Klaus Endress begründete – man entschuldige diesen altmodischen Begriff – beinahe ritterlich, warum er nicht für das Reinacher Gemeindepräsidium kandidiert. Er habe Respekt vor den Verdiensten von Amtsinhaber Urs Hintermann, sagte der FDP-Politiker gestern in Reinach. Und: Er wolle ein Miteinander im Gemeinderat, kein Gegeneinander. Er wolle für die Gemeinde nur das Beste, man habe nun eine Win-win-Situation, mit der alle zufrieden sein könnten.
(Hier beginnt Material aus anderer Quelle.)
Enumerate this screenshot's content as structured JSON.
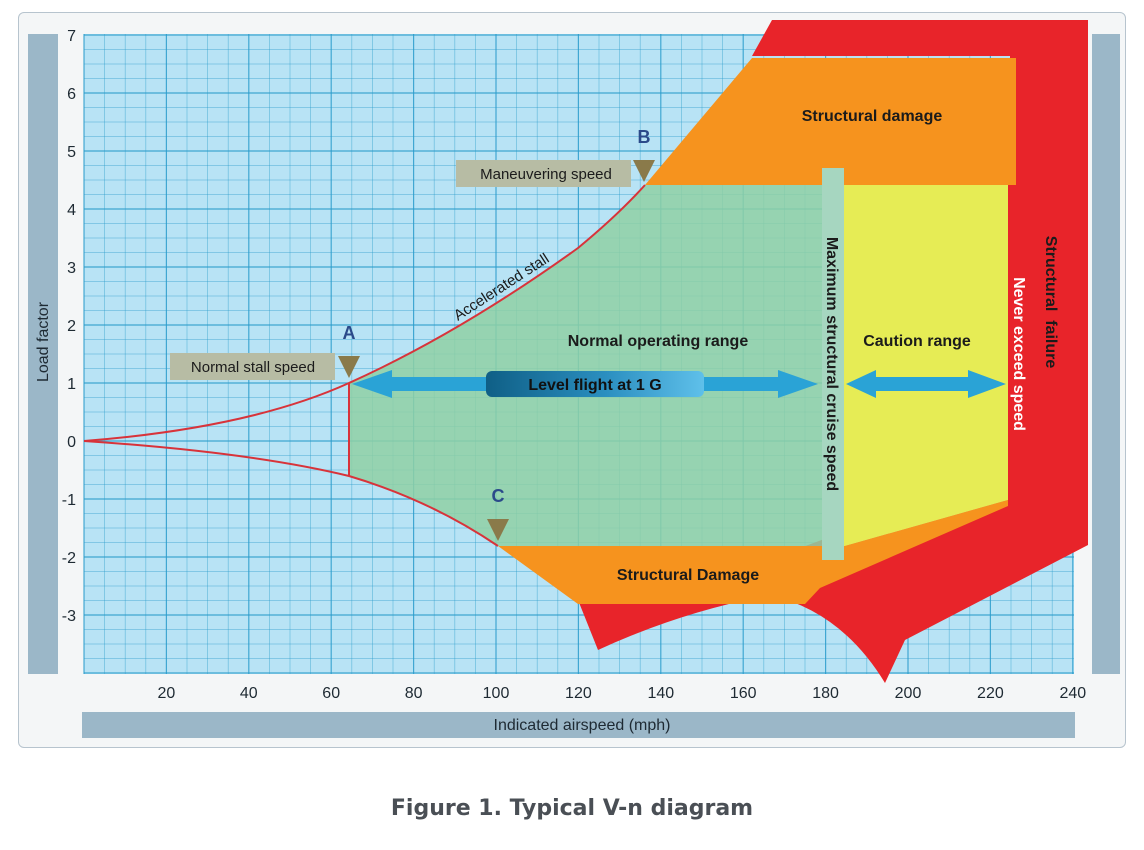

Den Wählerinnen und Wählern wird der zwischen Urs Hintermann und Klaus Endress ausgehandelte Nichtangriffspakt kaum munden. Eine Mehrheit von ihnen hat sich bei den Gemeinderatswahlen für Endress ausgesprochen. Der Freisinnige erhielt fast 700 Stimmen mehr als der Amtsinhaber von der SP. In diesem Resultat manifestiert sich wohl weniger eine allfällige Unzufriedenheit mit den – zweifellos grossen – Leistungen von Urs Hintermann, sondern eher der generelle Wunsch nach einem Wechsel nach über einem Vierteljahrhundert mit der SP an der Spitze der zweitgrössten Baselbieter Gemeinde. Kommt hinzu, dass Endress als Patron alter Schule (auf sein Markenzeichen, die Fliege, verzichtete er gestern) die Aura des Erfolgs umweht.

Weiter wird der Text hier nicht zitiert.